As a primary care provider at Iora Primary Care, I spend the bulk of my time working with patients on their long-term health issues, including things like heart disease, asthma, chronic obstructive pulmonary disease, diabetes and blood pressure. Helping people make the lifestyle, diet, and medication changes they need to stay well is professionally satisfying and crucially important. Oftentimes, though, we are working to manage problems after they’ve already occurred.
One of the things I find most satisfying about working in my field is helping my patients prevent problems later on in life. This includes maintaining a healthy, well-balanced diet, staying physically active, and helping my patients stay up to date with vaccinations and cancer screenings.
One important area of health maintenance and prevention is colon cancer screening.
Colon cancer is a common and serious form of cancer. It is the second most common cause of cancer deaths in the United States, and it accounts for almost 10% of all cancer deaths annually.
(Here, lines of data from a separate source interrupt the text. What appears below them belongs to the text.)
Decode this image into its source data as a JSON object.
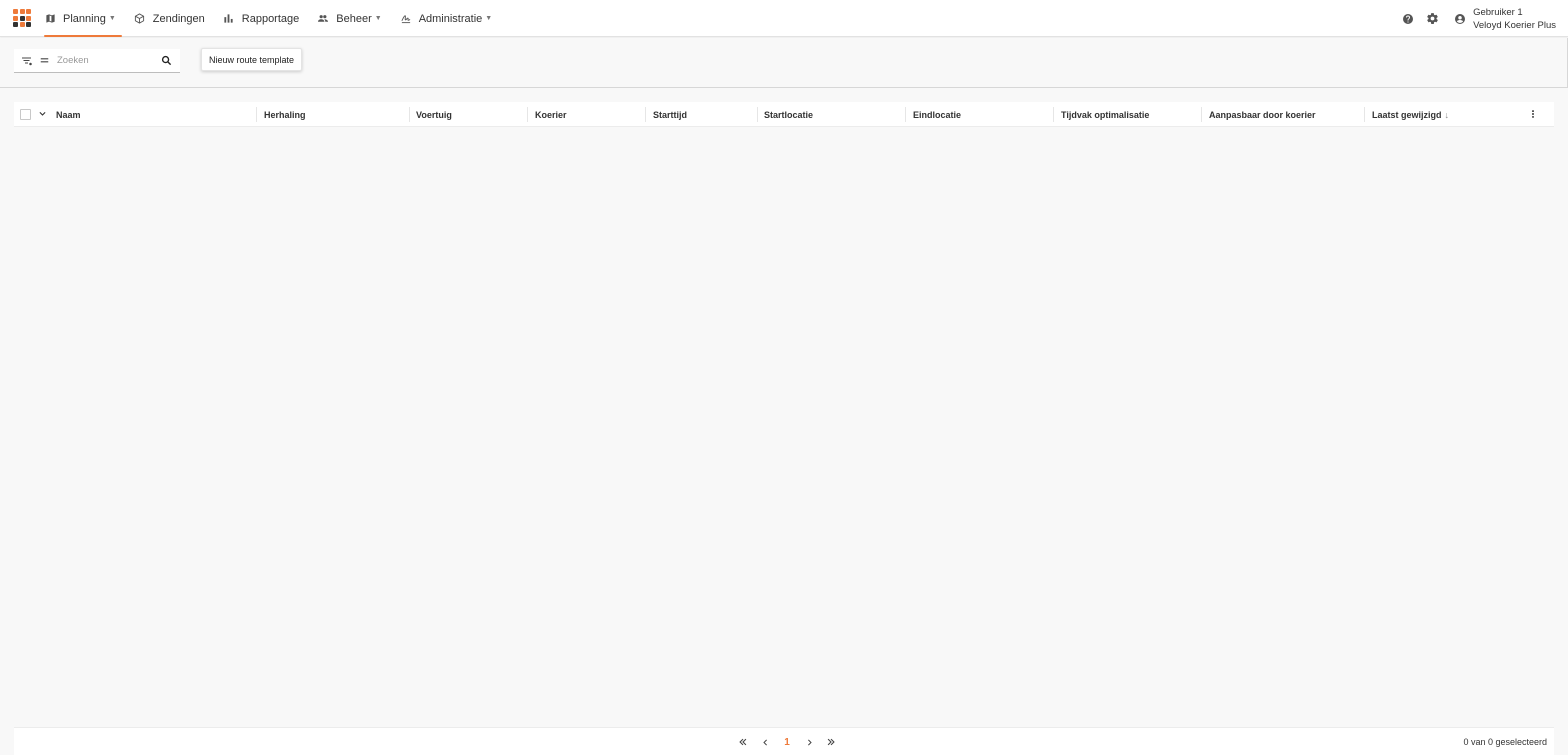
{
  "brand": {
    "accent": "#ee7a3a",
    "logo_colors": [
      "#ee7a3a",
      "#ee7a3a",
      "#ee7a3a",
      "#ee7a3a",
      "#333333",
      "#ee7a3a",
      "#333333",
      "#ee7a3a",
      "#333333"
    ]
  },
  "nav": {
    "items": [
      {
        "label": "Planning",
        "icon": "map-icon",
        "has_dropdown": true,
        "active": true
      },
      {
        "label": "Zendingen",
        "icon": "package-icon",
        "has_dropdown": false,
        "active": false
      },
      {
        "label": "Rapportage",
        "icon": "bar-chart-icon",
        "has_dropdown": false,
        "active": false
      },
      {
        "label": "Beheer",
        "icon": "group-icon",
        "has_dropdown": true,
        "active": false
      },
      {
        "label": "Administratie",
        "icon": "signature-icon",
        "has_dropdown": true,
        "active": false
      }
    ]
  },
  "user": {
    "name": "Gebruiker 1",
    "organization": "Veloyd Koerier Plus"
  },
  "toolbar": {
    "search_placeholder": "Zoeken",
    "search_value": "",
    "new_button_label": "Nieuw route template"
  },
  "table": {
    "columns": [
      "Naam",
      "Herhaling",
      "Voertuig",
      "Koerier",
      "Starttijd",
      "Startlocatie",
      "Eindlocatie",
      "Tijdvak optimalisatie",
      "Aanpasbaar door koerier",
      "Laatst gewijzigd"
    ],
    "sort_indicator": "↓",
    "rows": []
  },
  "pagination": {
    "current_page": "1",
    "selected_text": "0 van 0 geselecteerd"
  }
}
Over the years, we’ve learned a lot about colon cancer and how it develops. At its root, colon cancer develops when an adenoma, or benign glandular tumor, grows into a polyp, then eventually progresses to become cancer. The great news is that when adenomas are identified early, they can be removed, and removing these is proven to prevent cancer! What’s more, in recent years rates of death from colon cancer have been dropping; some studies suggest that about half of the decrease in colon cancer deaths may be related to improved screening efforts.
Screening for colon cancer takes place by a few different means, each with their own advantages and disadvantages.
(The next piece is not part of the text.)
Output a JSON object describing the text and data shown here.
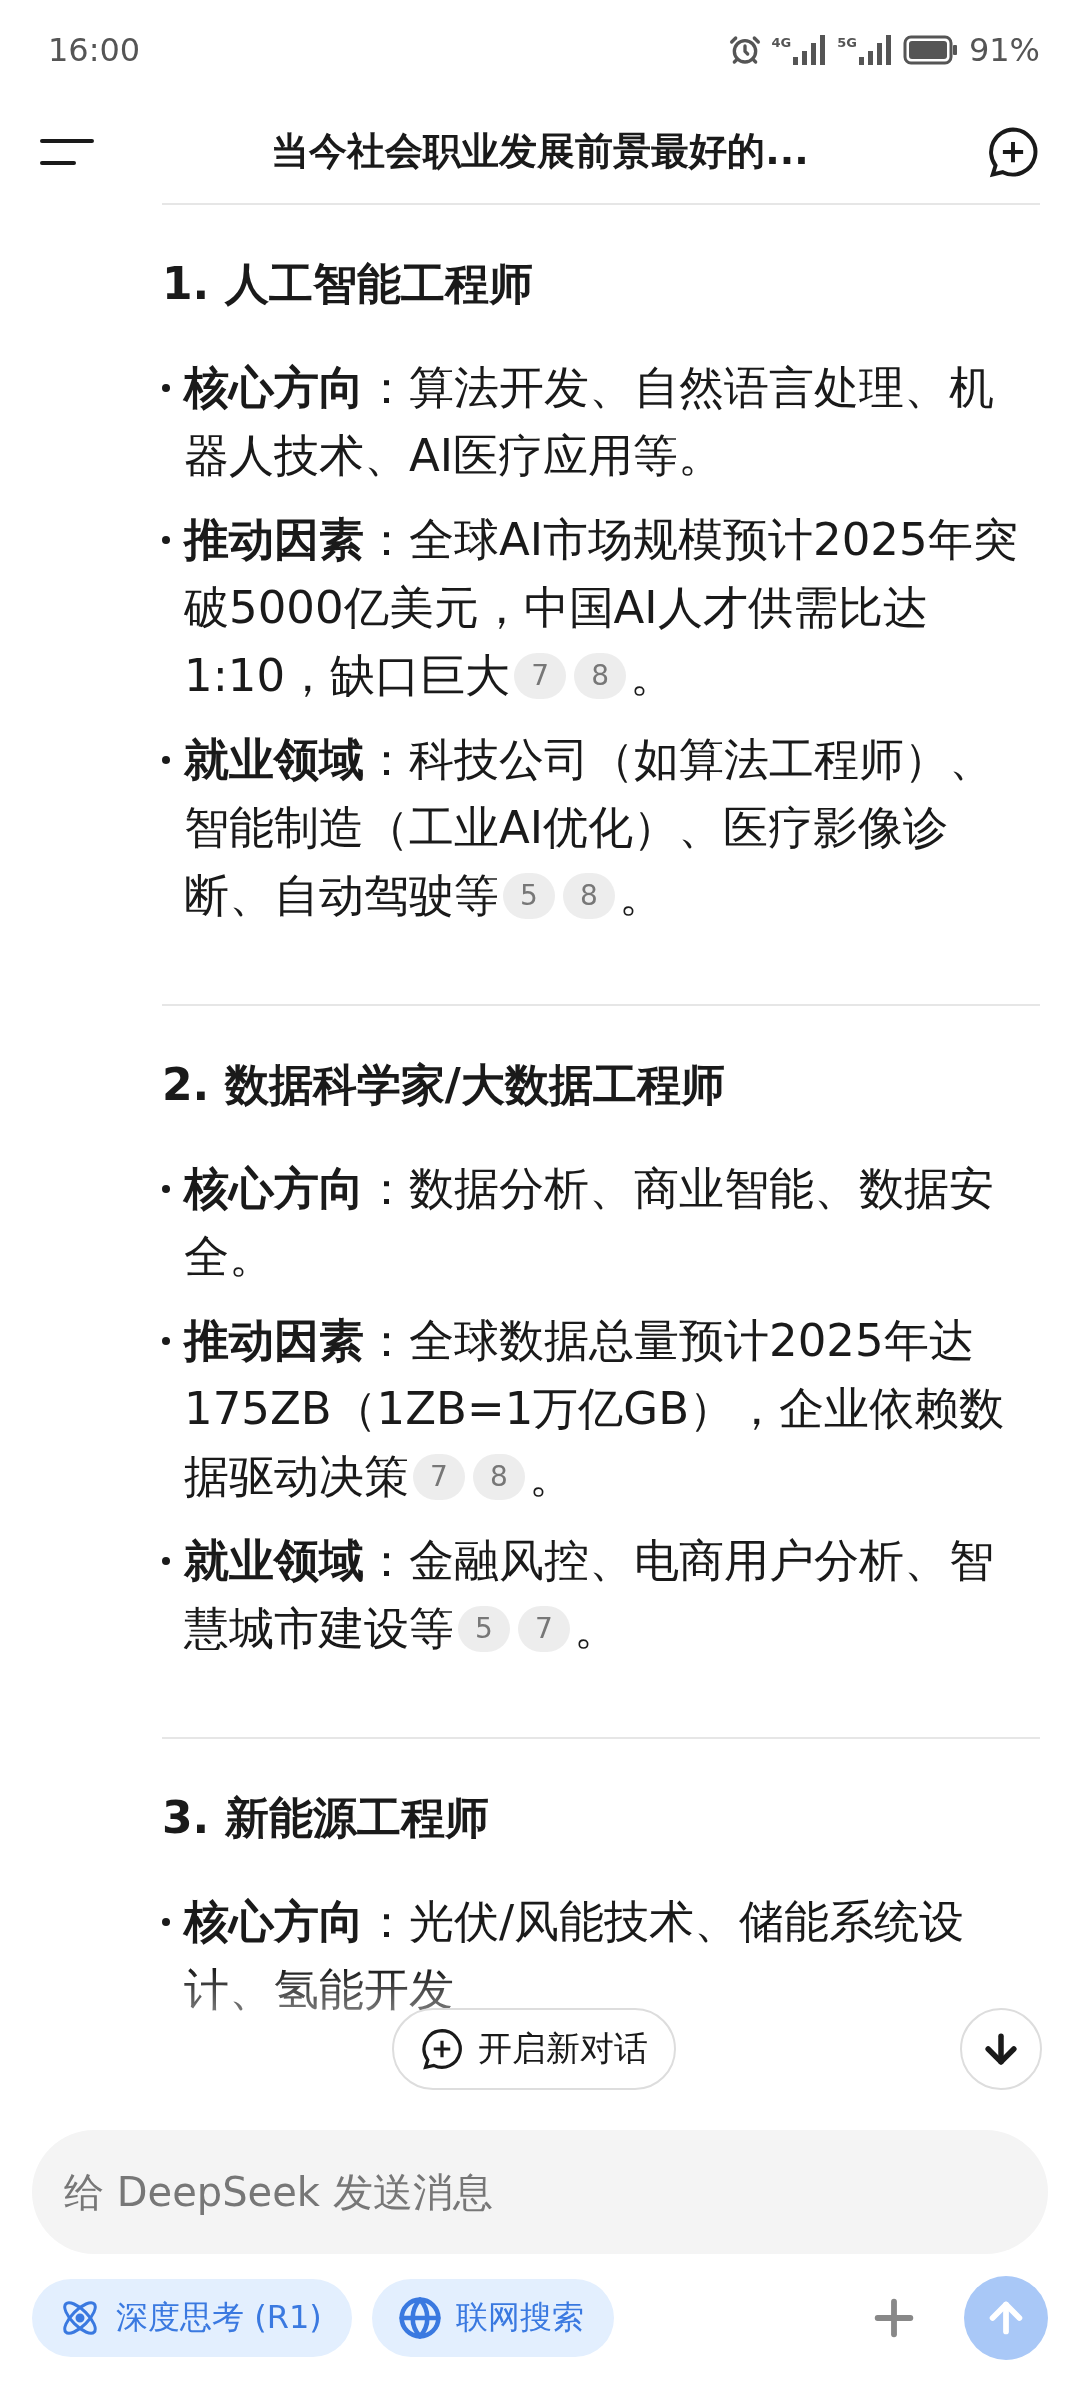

These procedures evaluate the internal structures of the colon and rectum for any abnormalities. Most commonly, this is done by colonoscopy, a procedure in which a very small scope and camera are passed through the colon. While these tests are more invasive, they allow a definitive view of a person’s anatomy. This means that if the test is negative, a person may be able to wait as long as 10 years for their next colonoscopy!
Stool based tests:
These are convenient, can be done in the comfort of your own home, and are non-invasive. However, because they don’t take a direct look at your gastrointestinal tract, they need to be done more frequently (usually once per year). If a test is positive, it will still need to be followed up with a colonoscopy.
The U.S. Preventive Services Task Force recommends that for most people, colon cancer screening should start at age 50 and continue until age 75. Citing a recent increase in the incidence of colon cancer among young people, the American Cancer Society has updated their own guidelines to suggest starting colon cancer screening at age 45. There’s likely to be some disagreement between these organizations in the short term. People with a family history of colon cancer may be advised to start screening even before age 45. Regardless of where you fit on this spectrum, I recommend making time to talk with your primary care provider about your cancer risks, your questions about testing, and what’s right for you when it comes to screening. It’s a conversation that could save your life!